이 경우, 이벤트 검출부(120)는, 동영상으로부터 상기의 특징 추출 처리와 마찬가지로 mxn픽셀의 화상을 잘라내고, 잘라낸 데이터에 기초하여 특징 벡터의 상관 행렬을 구하고, K-L 전개에 의해 정규 직교 벡터를 구한다. 이에 의해, 이벤트 검출부(120)는, 연속한 화상으로부터 얻어지는 얼굴의 특징을 나타내는 부분 공간을 계산할 수 있다.In this case, the event detection unit 120 cuts out an image of mxn pixels from the moving image as in the feature extraction process, obtains a correlation matrix of feature vectors based on the cut data, and obtains a normal orthogonal vector by K-L expansion. Thereby, the event detection part 120 can calculate the partial space which shows the characteristic of the face obtained from a continuous image.

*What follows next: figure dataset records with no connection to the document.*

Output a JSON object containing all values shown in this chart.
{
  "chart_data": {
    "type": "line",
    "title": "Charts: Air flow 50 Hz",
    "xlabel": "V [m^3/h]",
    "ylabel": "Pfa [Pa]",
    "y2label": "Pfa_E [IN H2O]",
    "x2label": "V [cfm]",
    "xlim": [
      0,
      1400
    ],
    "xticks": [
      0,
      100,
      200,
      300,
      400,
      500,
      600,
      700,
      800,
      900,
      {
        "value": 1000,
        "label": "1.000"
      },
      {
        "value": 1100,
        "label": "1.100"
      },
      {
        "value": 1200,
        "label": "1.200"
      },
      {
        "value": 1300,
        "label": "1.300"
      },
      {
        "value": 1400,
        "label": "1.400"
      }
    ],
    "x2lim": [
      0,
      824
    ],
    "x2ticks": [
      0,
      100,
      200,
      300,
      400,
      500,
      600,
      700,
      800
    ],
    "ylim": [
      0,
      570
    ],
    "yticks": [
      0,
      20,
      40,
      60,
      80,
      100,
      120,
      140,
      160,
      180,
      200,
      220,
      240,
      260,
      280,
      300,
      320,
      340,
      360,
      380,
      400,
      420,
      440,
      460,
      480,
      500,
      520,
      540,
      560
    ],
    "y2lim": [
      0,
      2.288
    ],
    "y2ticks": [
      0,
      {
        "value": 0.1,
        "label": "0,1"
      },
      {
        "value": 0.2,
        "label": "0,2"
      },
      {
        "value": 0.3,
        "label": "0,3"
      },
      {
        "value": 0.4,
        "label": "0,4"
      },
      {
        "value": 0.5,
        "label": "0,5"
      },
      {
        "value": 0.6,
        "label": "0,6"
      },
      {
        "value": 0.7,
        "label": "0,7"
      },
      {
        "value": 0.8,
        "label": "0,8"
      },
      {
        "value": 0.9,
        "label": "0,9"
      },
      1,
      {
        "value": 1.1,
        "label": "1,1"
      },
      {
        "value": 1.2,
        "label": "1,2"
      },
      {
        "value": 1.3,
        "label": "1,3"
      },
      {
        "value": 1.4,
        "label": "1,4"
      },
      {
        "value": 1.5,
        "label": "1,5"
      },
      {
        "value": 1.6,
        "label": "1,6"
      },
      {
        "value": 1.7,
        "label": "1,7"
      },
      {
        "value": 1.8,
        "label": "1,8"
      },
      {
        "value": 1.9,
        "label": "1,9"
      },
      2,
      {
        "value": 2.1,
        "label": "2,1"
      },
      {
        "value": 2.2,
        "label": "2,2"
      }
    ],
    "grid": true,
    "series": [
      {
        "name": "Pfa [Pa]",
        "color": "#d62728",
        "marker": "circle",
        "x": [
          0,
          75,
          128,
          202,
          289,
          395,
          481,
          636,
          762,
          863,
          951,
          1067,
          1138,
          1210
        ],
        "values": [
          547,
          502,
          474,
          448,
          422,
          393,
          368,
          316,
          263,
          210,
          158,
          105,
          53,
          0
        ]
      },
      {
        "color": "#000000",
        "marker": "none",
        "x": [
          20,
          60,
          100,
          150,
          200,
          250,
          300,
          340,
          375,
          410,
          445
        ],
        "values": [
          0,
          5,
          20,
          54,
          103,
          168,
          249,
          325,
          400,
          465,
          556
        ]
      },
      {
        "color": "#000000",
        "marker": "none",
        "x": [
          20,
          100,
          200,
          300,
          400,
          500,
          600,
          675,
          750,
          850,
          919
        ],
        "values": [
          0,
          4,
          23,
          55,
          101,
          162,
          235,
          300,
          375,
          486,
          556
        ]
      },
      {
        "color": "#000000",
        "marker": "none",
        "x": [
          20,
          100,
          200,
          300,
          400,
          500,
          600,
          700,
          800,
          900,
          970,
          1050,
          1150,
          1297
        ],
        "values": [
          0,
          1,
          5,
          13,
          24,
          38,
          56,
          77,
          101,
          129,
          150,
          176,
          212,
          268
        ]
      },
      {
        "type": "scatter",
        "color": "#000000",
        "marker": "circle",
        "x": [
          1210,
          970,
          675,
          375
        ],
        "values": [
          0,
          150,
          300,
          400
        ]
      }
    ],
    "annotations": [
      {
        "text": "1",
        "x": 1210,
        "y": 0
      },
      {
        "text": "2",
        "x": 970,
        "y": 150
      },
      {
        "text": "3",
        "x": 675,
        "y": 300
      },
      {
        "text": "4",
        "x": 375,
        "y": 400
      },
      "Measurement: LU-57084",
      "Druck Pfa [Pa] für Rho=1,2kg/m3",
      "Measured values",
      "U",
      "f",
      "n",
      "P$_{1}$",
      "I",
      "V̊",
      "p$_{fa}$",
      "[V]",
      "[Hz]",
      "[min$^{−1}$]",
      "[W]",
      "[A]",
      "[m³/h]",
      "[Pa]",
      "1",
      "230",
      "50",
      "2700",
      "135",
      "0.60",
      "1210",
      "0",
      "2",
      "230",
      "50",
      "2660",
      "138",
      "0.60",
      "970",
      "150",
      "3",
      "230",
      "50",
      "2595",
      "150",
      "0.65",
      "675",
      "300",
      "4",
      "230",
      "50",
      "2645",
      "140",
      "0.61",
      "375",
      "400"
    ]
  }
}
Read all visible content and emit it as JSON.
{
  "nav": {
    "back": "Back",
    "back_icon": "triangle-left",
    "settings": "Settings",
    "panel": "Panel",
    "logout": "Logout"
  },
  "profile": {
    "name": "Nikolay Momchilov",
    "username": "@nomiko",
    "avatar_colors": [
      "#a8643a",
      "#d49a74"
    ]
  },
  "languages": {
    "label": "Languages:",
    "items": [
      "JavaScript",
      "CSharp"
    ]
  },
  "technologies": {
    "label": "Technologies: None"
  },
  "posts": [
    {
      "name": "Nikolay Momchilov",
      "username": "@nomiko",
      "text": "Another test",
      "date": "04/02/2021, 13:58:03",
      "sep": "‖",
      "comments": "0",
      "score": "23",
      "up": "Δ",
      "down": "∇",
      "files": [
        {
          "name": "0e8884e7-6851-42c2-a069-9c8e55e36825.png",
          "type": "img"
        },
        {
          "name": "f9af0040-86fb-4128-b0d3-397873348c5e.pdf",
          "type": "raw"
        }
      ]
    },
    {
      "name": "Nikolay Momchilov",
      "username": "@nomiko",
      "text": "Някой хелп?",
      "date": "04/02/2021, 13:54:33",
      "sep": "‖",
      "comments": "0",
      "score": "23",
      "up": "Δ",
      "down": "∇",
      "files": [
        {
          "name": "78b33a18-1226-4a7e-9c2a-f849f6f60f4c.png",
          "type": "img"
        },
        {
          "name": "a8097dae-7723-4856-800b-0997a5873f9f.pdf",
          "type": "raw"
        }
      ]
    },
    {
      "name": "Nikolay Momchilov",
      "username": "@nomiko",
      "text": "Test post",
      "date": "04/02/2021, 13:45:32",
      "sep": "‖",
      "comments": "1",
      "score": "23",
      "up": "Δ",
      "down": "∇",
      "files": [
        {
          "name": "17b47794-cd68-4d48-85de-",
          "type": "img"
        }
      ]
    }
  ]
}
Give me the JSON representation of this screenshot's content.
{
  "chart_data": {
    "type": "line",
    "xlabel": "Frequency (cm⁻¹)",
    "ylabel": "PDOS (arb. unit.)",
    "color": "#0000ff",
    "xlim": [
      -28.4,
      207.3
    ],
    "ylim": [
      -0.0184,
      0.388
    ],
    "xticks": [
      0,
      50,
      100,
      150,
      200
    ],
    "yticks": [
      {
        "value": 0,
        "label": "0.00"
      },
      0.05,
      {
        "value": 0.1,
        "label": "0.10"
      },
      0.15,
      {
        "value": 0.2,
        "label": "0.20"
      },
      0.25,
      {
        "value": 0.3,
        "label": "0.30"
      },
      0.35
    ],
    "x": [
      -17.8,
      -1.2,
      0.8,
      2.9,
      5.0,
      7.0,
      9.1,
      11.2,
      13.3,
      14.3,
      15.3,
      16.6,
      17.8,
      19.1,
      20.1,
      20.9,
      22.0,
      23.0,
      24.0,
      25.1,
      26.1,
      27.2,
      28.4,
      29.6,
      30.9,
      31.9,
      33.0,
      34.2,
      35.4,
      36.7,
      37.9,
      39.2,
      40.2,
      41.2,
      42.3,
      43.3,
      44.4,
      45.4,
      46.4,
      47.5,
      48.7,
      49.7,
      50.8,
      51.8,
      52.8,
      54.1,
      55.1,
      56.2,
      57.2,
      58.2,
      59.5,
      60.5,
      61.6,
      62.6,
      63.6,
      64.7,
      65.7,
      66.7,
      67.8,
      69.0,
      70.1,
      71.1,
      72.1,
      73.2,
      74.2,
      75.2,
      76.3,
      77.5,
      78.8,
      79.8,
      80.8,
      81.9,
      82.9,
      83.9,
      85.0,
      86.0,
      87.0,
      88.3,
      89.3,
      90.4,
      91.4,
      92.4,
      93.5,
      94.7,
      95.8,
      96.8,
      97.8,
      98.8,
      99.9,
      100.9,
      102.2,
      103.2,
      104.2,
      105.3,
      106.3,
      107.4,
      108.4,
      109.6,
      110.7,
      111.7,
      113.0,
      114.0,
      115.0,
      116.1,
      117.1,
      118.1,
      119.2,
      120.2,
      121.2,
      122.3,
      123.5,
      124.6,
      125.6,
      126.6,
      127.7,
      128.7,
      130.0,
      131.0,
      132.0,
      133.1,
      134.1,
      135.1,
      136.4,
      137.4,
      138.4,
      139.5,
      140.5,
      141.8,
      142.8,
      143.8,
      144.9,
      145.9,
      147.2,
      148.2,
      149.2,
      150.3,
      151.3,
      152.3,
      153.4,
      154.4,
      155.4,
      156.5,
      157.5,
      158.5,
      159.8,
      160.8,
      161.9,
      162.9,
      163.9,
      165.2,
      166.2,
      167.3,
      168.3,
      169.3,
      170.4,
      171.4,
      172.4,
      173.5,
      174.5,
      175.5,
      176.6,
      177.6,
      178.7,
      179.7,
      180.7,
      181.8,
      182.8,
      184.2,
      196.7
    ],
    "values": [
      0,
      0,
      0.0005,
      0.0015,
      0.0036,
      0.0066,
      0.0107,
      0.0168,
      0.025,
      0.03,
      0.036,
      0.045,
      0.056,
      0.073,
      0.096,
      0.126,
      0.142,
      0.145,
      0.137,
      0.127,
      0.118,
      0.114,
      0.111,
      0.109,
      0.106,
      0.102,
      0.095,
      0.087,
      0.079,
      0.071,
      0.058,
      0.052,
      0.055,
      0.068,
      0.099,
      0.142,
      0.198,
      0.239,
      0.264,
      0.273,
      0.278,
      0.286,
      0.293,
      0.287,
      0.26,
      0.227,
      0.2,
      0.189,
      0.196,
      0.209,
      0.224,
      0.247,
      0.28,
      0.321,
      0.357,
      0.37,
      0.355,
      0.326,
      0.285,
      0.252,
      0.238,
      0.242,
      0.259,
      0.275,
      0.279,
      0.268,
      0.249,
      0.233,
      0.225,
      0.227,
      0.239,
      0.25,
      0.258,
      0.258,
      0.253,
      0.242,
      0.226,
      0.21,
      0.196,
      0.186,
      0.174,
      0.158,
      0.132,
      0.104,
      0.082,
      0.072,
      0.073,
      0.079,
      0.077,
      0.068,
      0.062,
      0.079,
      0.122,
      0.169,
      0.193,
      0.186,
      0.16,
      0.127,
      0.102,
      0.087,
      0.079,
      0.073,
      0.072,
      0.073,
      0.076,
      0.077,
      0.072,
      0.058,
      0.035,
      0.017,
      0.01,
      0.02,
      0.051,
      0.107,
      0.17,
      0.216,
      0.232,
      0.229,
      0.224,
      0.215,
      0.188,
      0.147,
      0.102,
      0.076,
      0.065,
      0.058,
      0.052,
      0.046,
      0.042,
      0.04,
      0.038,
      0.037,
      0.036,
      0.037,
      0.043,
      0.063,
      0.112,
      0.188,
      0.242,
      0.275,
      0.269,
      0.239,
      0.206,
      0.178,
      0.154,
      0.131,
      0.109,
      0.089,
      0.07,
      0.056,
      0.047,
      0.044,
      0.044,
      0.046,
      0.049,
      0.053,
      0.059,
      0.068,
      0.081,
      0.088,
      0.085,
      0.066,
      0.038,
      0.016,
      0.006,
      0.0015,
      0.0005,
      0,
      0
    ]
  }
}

부분 공간의 계산법에 따르면, 특징 벡터의 상관 행렬(또는 공분산 행렬)이 산출되고, 그 K-L 전개에 의한 정규 직교 벡터(고유벡터)가 산출되어, 부분 공간이 산출된다. 부분 공간은, 고유값에 대응하는 고유 벡터를, 고유값이 큰 순서로 k개 선정하고, 그 고유 벡터 집합을 사용해서 표현한다. 본 실시예에서는, 상관 행렬 Cd를 특징 벡터로부터 구하고, 상관 행렬 Cd=□d □d □d T와 대각화하고, 고유벡터의 행렬□를 구한다. 이 정보가 현재 인식 대상으로 하고 있는 인물의 얼굴의 특징을 나타내는 부분 공간으로 된다.According to the calculation method of the subspace, the correlation matrix (or covariance matrix) of the feature vector is calculated, and the normal orthogonal vector (unique vector) by the K-L expansion is calculated, and the subspace is calculated. The subspace selects k eigenvectors corresponding to the eigenvalues in the order of the largest eigenvalues, and expresses them using the eigenvector set. In this embodiment, the correlation matrix Cd is obtained from the feature vector, diagonalized with the correlation matrix Cd = d d d d, and a matrix of eigenvectors is obtained. This information is a subspace representing the feature of the face of the person currently being recognized.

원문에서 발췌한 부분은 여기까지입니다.